Posted by Robert Nichols 
Robert Nichols
Hard link issues (was: Incredibly slow i/o to NAS server)
May 28, 2017 04:50PM
On 12/05/2016 03:26 PM, Robert Nichols wrote:
> On 12/05/2016 09:28 AM, Joe Steele wrote:
>> I believe the harlink problems you describe are identified in this bug report (that I submitted in 2009):
>> http://savannah.nongnu.org/bugs/?func=detailitem&item_id=26848
>> Attached to the report are patches to fix the issue. Some distros (which I think include Debian, Ubuntu, & Suse) have since been including the patches as part of their packaging.
> Those patches look like they address the problems with checksums being misplaced or lost, but they don't appear to have anything to do with what I see as the greater problem of sets of hard links being broken up and inconsistencies between the hard link counts in the metadata and the mirror. I finally got rdiff-backup to build (needed a patch for librsync >= 1.0.0), so I can do some testing later.
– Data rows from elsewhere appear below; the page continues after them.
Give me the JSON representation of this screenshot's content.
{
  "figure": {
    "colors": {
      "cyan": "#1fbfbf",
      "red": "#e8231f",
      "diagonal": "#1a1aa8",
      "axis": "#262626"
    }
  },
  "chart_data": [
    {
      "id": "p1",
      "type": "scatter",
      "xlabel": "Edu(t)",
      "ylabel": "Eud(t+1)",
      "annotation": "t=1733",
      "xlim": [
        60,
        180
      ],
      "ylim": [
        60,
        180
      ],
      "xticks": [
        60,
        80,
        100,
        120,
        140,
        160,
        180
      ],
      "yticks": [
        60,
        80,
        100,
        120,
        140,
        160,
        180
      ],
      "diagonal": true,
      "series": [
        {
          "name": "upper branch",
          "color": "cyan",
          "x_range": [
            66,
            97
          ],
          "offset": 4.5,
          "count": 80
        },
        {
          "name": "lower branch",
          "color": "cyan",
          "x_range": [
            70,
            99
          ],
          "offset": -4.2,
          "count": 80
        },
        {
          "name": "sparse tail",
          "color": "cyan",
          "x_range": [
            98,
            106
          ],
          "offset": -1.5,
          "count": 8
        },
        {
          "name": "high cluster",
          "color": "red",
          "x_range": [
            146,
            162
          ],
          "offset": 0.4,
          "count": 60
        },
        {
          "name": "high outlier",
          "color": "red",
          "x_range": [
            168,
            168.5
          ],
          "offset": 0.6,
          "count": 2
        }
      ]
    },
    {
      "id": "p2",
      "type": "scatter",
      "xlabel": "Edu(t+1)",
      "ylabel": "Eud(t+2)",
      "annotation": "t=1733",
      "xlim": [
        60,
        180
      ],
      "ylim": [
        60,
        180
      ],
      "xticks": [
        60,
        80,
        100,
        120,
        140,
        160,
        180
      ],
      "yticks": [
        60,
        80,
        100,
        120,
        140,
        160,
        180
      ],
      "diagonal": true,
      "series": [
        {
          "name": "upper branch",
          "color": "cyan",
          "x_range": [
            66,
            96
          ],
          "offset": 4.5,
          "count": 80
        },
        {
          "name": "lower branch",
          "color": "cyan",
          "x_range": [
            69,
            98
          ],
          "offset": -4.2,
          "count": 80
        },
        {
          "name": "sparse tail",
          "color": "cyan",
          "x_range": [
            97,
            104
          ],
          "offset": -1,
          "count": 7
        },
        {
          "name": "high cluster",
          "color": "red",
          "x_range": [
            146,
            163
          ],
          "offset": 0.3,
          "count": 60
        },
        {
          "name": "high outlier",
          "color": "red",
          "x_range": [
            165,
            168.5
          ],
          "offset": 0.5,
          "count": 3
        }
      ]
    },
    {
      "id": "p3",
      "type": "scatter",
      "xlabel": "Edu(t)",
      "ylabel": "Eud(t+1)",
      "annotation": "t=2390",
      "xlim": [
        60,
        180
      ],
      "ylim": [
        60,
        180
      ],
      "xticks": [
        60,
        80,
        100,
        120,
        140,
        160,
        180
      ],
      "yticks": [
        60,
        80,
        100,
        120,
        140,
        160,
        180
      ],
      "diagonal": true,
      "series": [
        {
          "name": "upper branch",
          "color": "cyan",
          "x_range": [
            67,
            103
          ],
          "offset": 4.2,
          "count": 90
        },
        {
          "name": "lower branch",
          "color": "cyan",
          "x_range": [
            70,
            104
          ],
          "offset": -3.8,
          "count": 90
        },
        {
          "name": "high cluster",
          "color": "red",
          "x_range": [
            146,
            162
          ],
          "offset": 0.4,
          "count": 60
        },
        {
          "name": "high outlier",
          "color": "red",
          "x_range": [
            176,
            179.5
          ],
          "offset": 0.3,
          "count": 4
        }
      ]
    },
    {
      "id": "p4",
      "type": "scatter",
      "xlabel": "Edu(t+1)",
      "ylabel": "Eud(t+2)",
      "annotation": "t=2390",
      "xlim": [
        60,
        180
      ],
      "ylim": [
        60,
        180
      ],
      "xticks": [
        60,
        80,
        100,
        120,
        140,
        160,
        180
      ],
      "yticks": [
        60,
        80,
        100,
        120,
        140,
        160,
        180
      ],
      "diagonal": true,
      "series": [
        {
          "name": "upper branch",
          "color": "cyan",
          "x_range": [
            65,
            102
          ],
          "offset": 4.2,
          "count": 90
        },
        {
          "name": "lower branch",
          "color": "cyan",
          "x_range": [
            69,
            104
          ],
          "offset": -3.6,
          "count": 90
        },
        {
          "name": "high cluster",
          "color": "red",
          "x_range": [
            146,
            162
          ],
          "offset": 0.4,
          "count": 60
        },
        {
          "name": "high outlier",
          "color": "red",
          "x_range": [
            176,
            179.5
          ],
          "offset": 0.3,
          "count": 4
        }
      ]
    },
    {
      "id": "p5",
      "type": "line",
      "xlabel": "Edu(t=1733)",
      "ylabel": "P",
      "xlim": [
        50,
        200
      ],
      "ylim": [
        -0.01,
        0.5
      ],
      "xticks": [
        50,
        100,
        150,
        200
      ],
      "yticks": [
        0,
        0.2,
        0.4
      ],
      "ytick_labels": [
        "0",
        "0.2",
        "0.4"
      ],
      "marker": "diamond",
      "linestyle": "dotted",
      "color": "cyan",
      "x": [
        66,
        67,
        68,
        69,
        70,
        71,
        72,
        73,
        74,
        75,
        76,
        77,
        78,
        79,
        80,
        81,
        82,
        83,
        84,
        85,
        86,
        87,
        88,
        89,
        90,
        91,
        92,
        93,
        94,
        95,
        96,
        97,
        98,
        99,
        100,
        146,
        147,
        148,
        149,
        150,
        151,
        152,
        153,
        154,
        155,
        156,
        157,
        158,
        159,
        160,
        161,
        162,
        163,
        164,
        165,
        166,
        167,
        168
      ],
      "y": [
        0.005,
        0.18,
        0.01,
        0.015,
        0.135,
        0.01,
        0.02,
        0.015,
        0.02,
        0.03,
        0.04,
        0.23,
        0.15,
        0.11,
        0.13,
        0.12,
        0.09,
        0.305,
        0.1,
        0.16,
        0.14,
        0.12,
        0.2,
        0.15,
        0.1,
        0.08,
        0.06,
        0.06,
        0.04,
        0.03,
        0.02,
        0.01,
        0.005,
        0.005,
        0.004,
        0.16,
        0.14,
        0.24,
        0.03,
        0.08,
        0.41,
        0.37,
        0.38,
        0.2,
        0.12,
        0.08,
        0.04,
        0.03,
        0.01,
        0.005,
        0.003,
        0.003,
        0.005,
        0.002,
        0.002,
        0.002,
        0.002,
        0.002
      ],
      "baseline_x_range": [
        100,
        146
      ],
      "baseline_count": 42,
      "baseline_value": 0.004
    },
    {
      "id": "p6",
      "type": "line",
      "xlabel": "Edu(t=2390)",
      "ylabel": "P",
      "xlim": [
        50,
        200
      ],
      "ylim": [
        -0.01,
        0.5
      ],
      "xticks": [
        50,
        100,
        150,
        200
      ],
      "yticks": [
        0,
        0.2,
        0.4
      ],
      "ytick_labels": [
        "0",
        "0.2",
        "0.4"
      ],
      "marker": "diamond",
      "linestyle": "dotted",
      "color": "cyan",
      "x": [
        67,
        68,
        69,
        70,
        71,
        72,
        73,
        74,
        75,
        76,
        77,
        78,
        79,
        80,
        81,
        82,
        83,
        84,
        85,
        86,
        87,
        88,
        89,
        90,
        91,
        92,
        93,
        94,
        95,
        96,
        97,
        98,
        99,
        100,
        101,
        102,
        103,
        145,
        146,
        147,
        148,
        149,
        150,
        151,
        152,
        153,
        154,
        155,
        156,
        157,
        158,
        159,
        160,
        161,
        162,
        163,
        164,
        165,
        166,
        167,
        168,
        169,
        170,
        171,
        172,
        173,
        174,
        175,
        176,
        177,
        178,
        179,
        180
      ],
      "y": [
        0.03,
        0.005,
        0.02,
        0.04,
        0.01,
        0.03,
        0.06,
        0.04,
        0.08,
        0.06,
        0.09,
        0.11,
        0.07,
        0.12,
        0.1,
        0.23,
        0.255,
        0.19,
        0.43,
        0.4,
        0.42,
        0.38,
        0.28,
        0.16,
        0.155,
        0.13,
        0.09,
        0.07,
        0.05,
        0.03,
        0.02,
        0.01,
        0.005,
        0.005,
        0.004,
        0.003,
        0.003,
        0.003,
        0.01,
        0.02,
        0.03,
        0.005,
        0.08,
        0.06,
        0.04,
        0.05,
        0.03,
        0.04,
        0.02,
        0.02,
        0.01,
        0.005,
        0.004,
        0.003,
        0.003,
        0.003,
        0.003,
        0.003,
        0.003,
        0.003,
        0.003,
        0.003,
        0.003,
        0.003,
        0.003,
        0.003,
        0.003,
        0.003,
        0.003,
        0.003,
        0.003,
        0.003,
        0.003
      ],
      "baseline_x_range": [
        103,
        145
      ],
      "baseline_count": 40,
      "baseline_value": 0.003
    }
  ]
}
Well, after two months of use I can confirm that those patches _do_ appear to solve the problem of hard links being broken up or inconsistent. I still don't understand how, but it works. My hard link audit hasn't found any issues since I installed those patches.

Doing the hard links correctly does aggravate the problem of tiny "zero-diff" files being created, mainly whenever a file has a change in its hard link set, but also under some other, hard to pin down conditions. In a ~500GB archive I found I had accumulated over a million (10^6) such files, using ~4.3GB of space. I now have a new audit that gets rid of those. I've really got to make another stab a learning Python so that I can fix those problems at the source. So far, I've only succeeded in being devoured by a snake.